RENO, Nev.--(BUSINESS WIRE)--Eldorado Resorts, Inc. (NASDAQ: ERI) (“Eldorado,” “ERI,” or “the Company”) announced today that it has obtained the required consents from holders of the Company’s 7% Senior Notes due 2023 (CUSIP Nos. 28470R AC6, 28470R AA0 and U2829L AA3) (the “Notes”) necessary to approve an amendment (the “Proposed Amendment”) to the indenture relating to the Notes (the “Indenture”), as set forth in the consent solicitation statement dated March 6, 2017 (the “Consent Solicitation Statement”).
Having received the requisite consents, holders will no longer be able to revoke their consents. In addition, the Company intends to execute a supplemental indenture with respect to the Notes containing the Proposed Amendment. The supplemental indenture will increase the ability of the Company to incur credit facility debt to permit the Company to fully utilize the borrowing capacity under a new $1.75 billion credit facility that the Company anticipates entering into in connection with its previously announced acquisition of Isle of Capri Casinos, Inc. (“Isle”) and will bind all holders of the Notes, including those that did not give their consent, though non-consenting holders will not receive the Consent Payment (defined below). The consent solicitation will expire at 5:00 p.m., New York City time, on March 14, 2017. The Proposed Amendment will be effective for the Notes upon execution of the supplemental indenture, but will be operative only upon the payment of the Consent Payment and the consummation of the merger of Eagle I Acquisition Corp., a wholly owned subsidiary of the Company, with and into Isle (the “Merger Condition”).
The Company will make a cash payment of $1.50 for each $1,000 principal amount of Notes (the “Consent Payment”) to each holder of record as of the close of business on March 3, 2017 who validly delivered a duly executed consent at or prior to the Expiration Time (as defined in the Consent Solicitation Statement) and who did not revoke that consent in accordance with the procedures described in the Consent Solicitation Statement, if the conditions to the Consent Payment described in the Consent Solicitation Statement, including the Merger Condition, are satisfied or, where possible, waived. The Consent Payment will be made concurrently with satisfaction of the Merger Condition.
This announcement is for informational purposes only and is neither an offer to sell nor a solicitation of an offer to buy any security. The Solicitation was made solely pursuant to the Consent Solicitation Statement, which set forth the complete terms of the Solicitation. Questions regarding the Solicitation may be directed to J.P. Morgan at (212) 834-4811 (collect), (866) 834-4666 (US toll-free) or D.F. King & Co., Inc., at (800) 423-2107 (toll free).
ABOUT ELDORADO RESORTS, INC.
Eldorado Resorts is a casino entertainment company that owns and operates seven properties in five states, including the Eldorado Resort Casino, the Silver Legacy Resort Casino and Circus Circus Resort Casino in Reno, NV; the Eldorado Resort Casino in Shreveport, LA; Eldorado Gaming Scioto Downs in Columbus, OH; Mountaineer Casino Racetrack & Resort in Chester, WV; and Presque Isle Downs & Casino in Erie, PA. For more information, please visit www.eldoradoresorts.com.

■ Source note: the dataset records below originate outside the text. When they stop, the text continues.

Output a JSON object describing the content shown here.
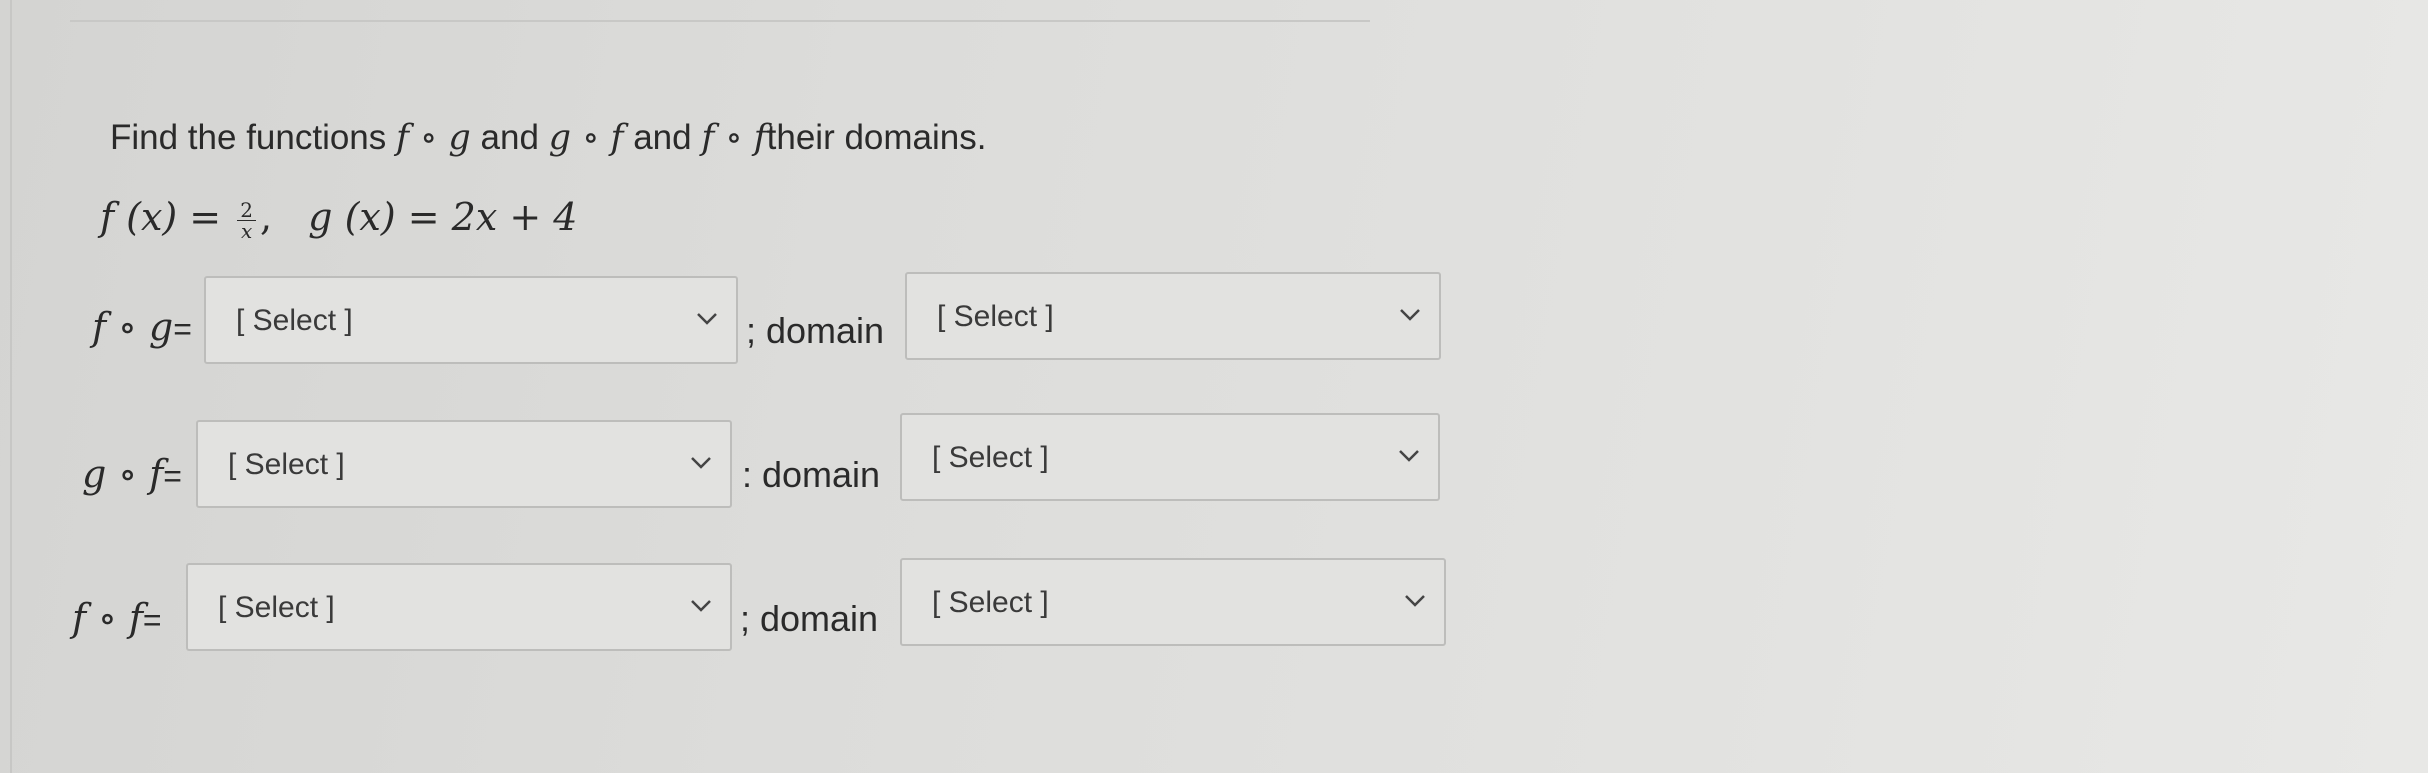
{
  "question": {
    "prefix": "Find the functions",
    "fg": "f ∘ g",
    "and1": "and",
    "gf": "g ∘ f",
    "and2": "and",
    "ff": "f ∘ f",
    "suffix": "their domains."
  },
  "formula": {
    "f_lhs": "f (x) =",
    "frac_num": "2",
    "frac_den": "x",
    "comma": ",",
    "g_def": "g (x) = 2x + 4"
  },
  "rows": [
    {
      "label": "f ∘ g",
      "eq": "=",
      "answer_value": "[ Select ]",
      "separator": "; domain",
      "domain_value": "[ Select ]"
    },
    {
      "label": "g ∘ f",
      "eq": "=",
      "answer_value": "[ Select ]",
      "separator": ": domain",
      "domain_value": "[ Select ]"
    },
    {
      "label": "f ∘ f",
      "eq": "=",
      "answer_value": "[ Select ]",
      "separator": "; domain",
      "domain_value": "[ Select ]"
    }
  ],
  "icons": {
    "dropdown": "chevron-down-icon"
  },
  "colors": {
    "background": "#dcdcda",
    "select_bg": "#e2e2e0",
    "select_border": "#bdbdbb",
    "text": "#2a2a2a"
  }
}
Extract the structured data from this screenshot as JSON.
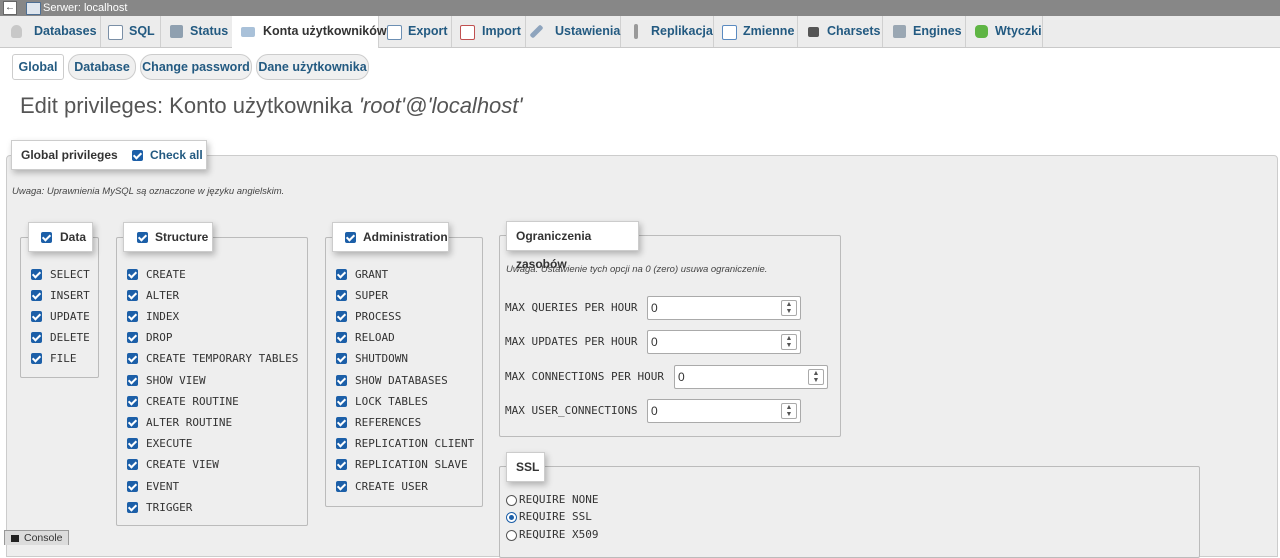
{
  "window": {
    "title": "Serwer: localhost",
    "toggle": "←"
  },
  "tabs": [
    {
      "label": "Databases",
      "icon": "database-icon",
      "active": false
    },
    {
      "label": "SQL",
      "icon": "sql-icon",
      "active": false
    },
    {
      "label": "Status",
      "icon": "status-icon",
      "active": false
    },
    {
      "label": "Konta użytkowników",
      "icon": "users-icon",
      "active": true
    },
    {
      "label": "Export",
      "icon": "export-icon",
      "active": false
    },
    {
      "label": "Import",
      "icon": "import-icon",
      "active": false
    },
    {
      "label": "Ustawienia",
      "icon": "settings-wrench-icon",
      "active": false
    },
    {
      "label": "Replikacja",
      "icon": "replication-icon",
      "active": false
    },
    {
      "label": "Zmienne",
      "icon": "variables-icon",
      "active": false
    },
    {
      "label": "Charsets",
      "icon": "charsets-icon",
      "active": false
    },
    {
      "label": "Engines",
      "icon": "engines-icon",
      "active": false
    },
    {
      "label": "Wtyczki",
      "icon": "plugins-icon",
      "active": false
    }
  ],
  "subtabs": [
    {
      "label": "Global",
      "active": true
    },
    {
      "label": "Database",
      "active": false
    },
    {
      "label": "Change password",
      "active": false
    },
    {
      "label": "Dane użytkownika",
      "active": false
    }
  ],
  "heading": {
    "prefix": "Edit privileges: Konto użytkownika ",
    "account": "'root'@'localhost'"
  },
  "global": {
    "legend": "Global privileges",
    "check_all": "Check all",
    "note": "Uwaga: Uprawnienia MySQL są oznaczone w języku angielskim."
  },
  "groups": {
    "data": {
      "legend": "Data",
      "items": [
        "SELECT",
        "INSERT",
        "UPDATE",
        "DELETE",
        "FILE"
      ]
    },
    "structure": {
      "legend": "Structure",
      "items": [
        "CREATE",
        "ALTER",
        "INDEX",
        "DROP",
        "CREATE TEMPORARY TABLES",
        "SHOW VIEW",
        "CREATE ROUTINE",
        "ALTER ROUTINE",
        "EXECUTE",
        "CREATE VIEW",
        "EVENT",
        "TRIGGER"
      ]
    },
    "administration": {
      "legend": "Administration",
      "items": [
        "GRANT",
        "SUPER",
        "PROCESS",
        "RELOAD",
        "SHUTDOWN",
        "SHOW DATABASES",
        "LOCK TABLES",
        "REFERENCES",
        "REPLICATION CLIENT",
        "REPLICATION SLAVE",
        "CREATE USER"
      ]
    }
  },
  "resources": {
    "legend": "Ograniczenia zasobów",
    "note": "Uwaga: Ustawienie tych opcji na 0 (zero) usuwa ograniczenie.",
    "fields": [
      {
        "label": "MAX QUERIES PER HOUR",
        "value": "0"
      },
      {
        "label": "MAX UPDATES PER HOUR",
        "value": "0"
      },
      {
        "label": "MAX CONNECTIONS PER HOUR",
        "value": "0"
      },
      {
        "label": "MAX USER_CONNECTIONS",
        "value": "0"
      }
    ]
  },
  "ssl": {
    "legend": "SSL",
    "options": [
      {
        "label": "REQUIRE NONE",
        "selected": false
      },
      {
        "label": "REQUIRE SSL",
        "selected": true
      },
      {
        "label": "REQUIRE X509",
        "selected": false
      }
    ]
  },
  "console": {
    "label": "Console"
  },
  "colors": {
    "link": "#235a81",
    "checkbox": "#1c5fa8",
    "panel": "#eeeeee"
  }
}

On September 19, 2016 the Company announced that it entered into a definitive merger agreement to acquire Isle of Capri Casinos, Inc. (NASDAQ: ISLE) for total consideration of $1.7 billion. Upon completion of the transaction, expected to occur in the second quarter of 2017, Eldorado will add 12 additional properties to its portfolio taking into account announced divestitures.
This press release includes “forward-looking statements” within the meaning of Section 27A of the Securities Act of 1933, as amended, and Section 21E of the Securities Exchange Act of 1934, as amended. Forward-looking statements include statements regarding the satisfaction of the conditions related to the Solicitation, including the satisfaction of the Merger Condition. Although our expectations, beliefs and projections are expressed in good faith and with what we believe is a reasonable basis, there can be no assurance that these expectations, beliefs and projections will be realized. Factors that may cause actual results to vary from our expectations include our ability to obtain regulatory approvals that are required for the consummation of the merger with Isle, our ability to obtain financing required to consummate the merger on terms and conditions satisfactory to us and other matters discussed in documents we file with the Securities and Exchange Commission (SEC). More information on potential risks and uncertainties is available in our recent filings with the SEC, including our reports on Form 10-K, Form 10-Q and Form 8-K. In light of these and other risks, uncertainties and assumptions, the forward-looking events discussed in this press release might not occur. These forward-looking statements speak only as of the date of this press release, even if subsequently made available on our website or otherwise, and we do not intend to update publicly any forward-looking statement to reflect events or circumstances that occur after the date on which the statement is made, except as may be required by law.